Dá vontade, às vezes, de jogar a toalha. Mas se a pergunta é “vale a pena”? Vale.
Ver alguém se recolocando por causa da plataforma, mudando de opinião por conta de uma palestra, implementando uma mudança por ouvir nosso podcast, dá uma sensação de missão cumprida
Nosso propósito é alimentado com um turbilhão de amor e fica maior do que qualquer outra coisa. Poucas pessoas conseguem exercer seu chamado; nós estamos conseguindo.
Sem falar o quanto a MORE GRLS nos transformou. Trouxe muito mais conhecimento, tolerância, diplomacia, conexões e consciência.
Hoje somos palestrantes, podcasters, mentoras, mediadoras, conectoras. Aparecemos na mídia pela nossa causa, ganhamos acesso a mais mesas de diretoria e aprendemos muito sobre nosso privilégio
Entendemos, cada vez mais, que nossa grande fortaleza é trazer as mensagens de diversidade e inclusão para o topo das organizações.

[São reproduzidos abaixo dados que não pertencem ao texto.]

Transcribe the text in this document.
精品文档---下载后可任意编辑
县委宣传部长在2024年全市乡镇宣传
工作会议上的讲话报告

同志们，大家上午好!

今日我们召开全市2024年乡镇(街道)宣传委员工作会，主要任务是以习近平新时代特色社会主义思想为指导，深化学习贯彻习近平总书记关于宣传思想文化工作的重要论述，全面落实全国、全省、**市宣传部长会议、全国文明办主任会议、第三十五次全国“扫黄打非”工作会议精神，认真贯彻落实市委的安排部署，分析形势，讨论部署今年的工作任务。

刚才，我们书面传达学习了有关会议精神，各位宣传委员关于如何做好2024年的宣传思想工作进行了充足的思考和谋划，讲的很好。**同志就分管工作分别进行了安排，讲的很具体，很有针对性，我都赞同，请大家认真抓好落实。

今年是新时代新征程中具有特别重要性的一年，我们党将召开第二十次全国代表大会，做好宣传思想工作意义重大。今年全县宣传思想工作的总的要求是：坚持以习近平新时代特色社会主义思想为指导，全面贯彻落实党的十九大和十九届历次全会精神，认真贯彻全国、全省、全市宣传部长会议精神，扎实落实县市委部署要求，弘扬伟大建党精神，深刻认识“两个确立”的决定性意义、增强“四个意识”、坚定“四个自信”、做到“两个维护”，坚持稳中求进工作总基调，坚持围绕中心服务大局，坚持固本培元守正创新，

Sempre que podemos usar espaços privilegiados para essas discussões, não perdemos a oportunidade.
Parece simples, mas não é. São conversas que não chegam sem que alguém sentado em uma das cadeiras do poder as traga para a mesa.
A última dica que damos a quem tem uma iniciativa para melhorar o mundo é: faça isso de mãos dadas com alguém.
Porque sozinha é duro demais. Eu e Camila sempre pensamos nisso. Antes de tudo, somos rede de apoio uma da outra.
Laura Florence é diretora executiva de criação da Havas Health & You Brasil, com mais de 29 anos de experiência trabalhando em agências globais mundiais, como Wunderman, Publicis, Ogilvy, R/GA, Mcgarrybowen e Lov / Isobar. Já foi membro do júri dos maiores festivais de criatividade do mundo, como Cannes Lions, One Show, El Ojo e festivais de NY. É uma feminista ativista, membro do Conselho D&I da Advertising Week, do Woman Creative Council da Havas, e orgulhosa cofundadora da MORE GRLS.